When the COVID-19 shock began, there was some talk of a new Accord, to integrate the union movement into the recovery plan. Why would the ACTU want to build a new Accord?
It was bizarre for the prime minister to suggest a new accord because there was no upward pressure on wages. I figure the unions backed the idea because they want a seat at the table with the conservative government. After all, they seem unwilling or unable to lead any revival of union militancy.
One of the internal contradictions of the Accord is that it was so successful in disorganizing the labor movement, that it removed the possibility of doing the same thing again. Because there’s no capacity in the trade unions, a new accord would be just a piece of paper. Similarly, the Labor Party no longer has the social base to implement this sort of reform. And anyway, the Liberal Party doesn’t need the union movement — most of the work to limit their power has already been done.
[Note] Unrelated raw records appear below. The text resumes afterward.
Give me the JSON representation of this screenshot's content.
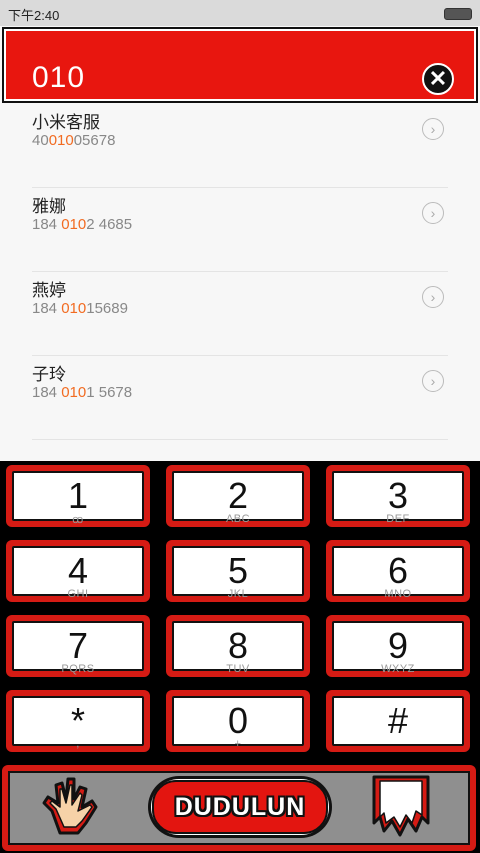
{
  "status_bar": {
    "time": "下午2:40"
  },
  "search": {
    "value": "010",
    "clear_symbol": "✕"
  },
  "contacts": [
    {
      "name": "小米客服",
      "num_pre": "40",
      "num_hl": "010",
      "num_post": "05678"
    },
    {
      "name": "雅娜",
      "num_pre": "184 ",
      "num_hl": "010",
      "num_post": "2 4685"
    },
    {
      "name": "燕婷",
      "num_pre": "184 ",
      "num_hl": "010",
      "num_post": "15689"
    },
    {
      "name": "子玲",
      "num_pre": "184 ",
      "num_hl": "010",
      "num_post": "1 5678"
    }
  ],
  "keys": [
    {
      "digit": "1",
      "letters": "ꝏ"
    },
    {
      "digit": "2",
      "letters": "ABC"
    },
    {
      "digit": "3",
      "letters": "DEF"
    },
    {
      "digit": "4",
      "letters": "GHI"
    },
    {
      "digit": "5",
      "letters": "JKL"
    },
    {
      "digit": "6",
      "letters": "MNO"
    },
    {
      "digit": "7",
      "letters": "PQRS"
    },
    {
      "digit": "8",
      "letters": "TUV"
    },
    {
      "digit": "9",
      "letters": "WXYZ"
    },
    {
      "digit": "*",
      "letters": ","
    },
    {
      "digit": "0",
      "letters": "+"
    },
    {
      "digit": "#",
      "letters": ""
    }
  ],
  "call_button": {
    "label": "DUDULUN"
  },
  "colors": {
    "accent_red": "#e8160f",
    "highlight_orange": "#f26b21"
  },
  "icons": {
    "left": "hand-gesture-icon",
    "right": "delete-icon"
  }
}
Given your understanding of the origins of the problems that face the labor movement today, how do you think unions can rebuild? Are there any flowers blooming in the working-class movement landscape in Australia?
I’m often asked this question. It’s not about rebuilding unions to where they were. There were problems with the unions in the past. They were very white and very male. Today, things are different. The workforces that are most highly unionized now are skewed by gender toward women.
Your typical union member is a young middle-aged woman in the care or education sectors.
Absolutely. Unions in those sectors have also been doing some of the best work. Readers of Jacobin in Australia will know that the United Workers’ Union (UWU), the recent amalgamation of the National Union of Workers and United Voice, has been doing some of the most innovative and serious work over the last few years. It’s a union that covers everyone from migrant farmworkers to care workers in home care to cleaners to workers in manufacturing and warehouses.
Only recently, workers at Spotless laundry in Victoria were told to keep working when there had been a positive case of COVID-19 in the workplace. They refused, and the bosses tried to force the unionized workers to go back to work. Eventually, the workers won through their action.
Stories like this are emerging all over the world. Even in the midst of the pandemic, the bottom line is more important to many bosses than workers’ health and safety. The UWU is taking its lead from its members, particularly those newer migrants and other low-paid workers. Their experiences show what needs to be done to better build workers’ organizations.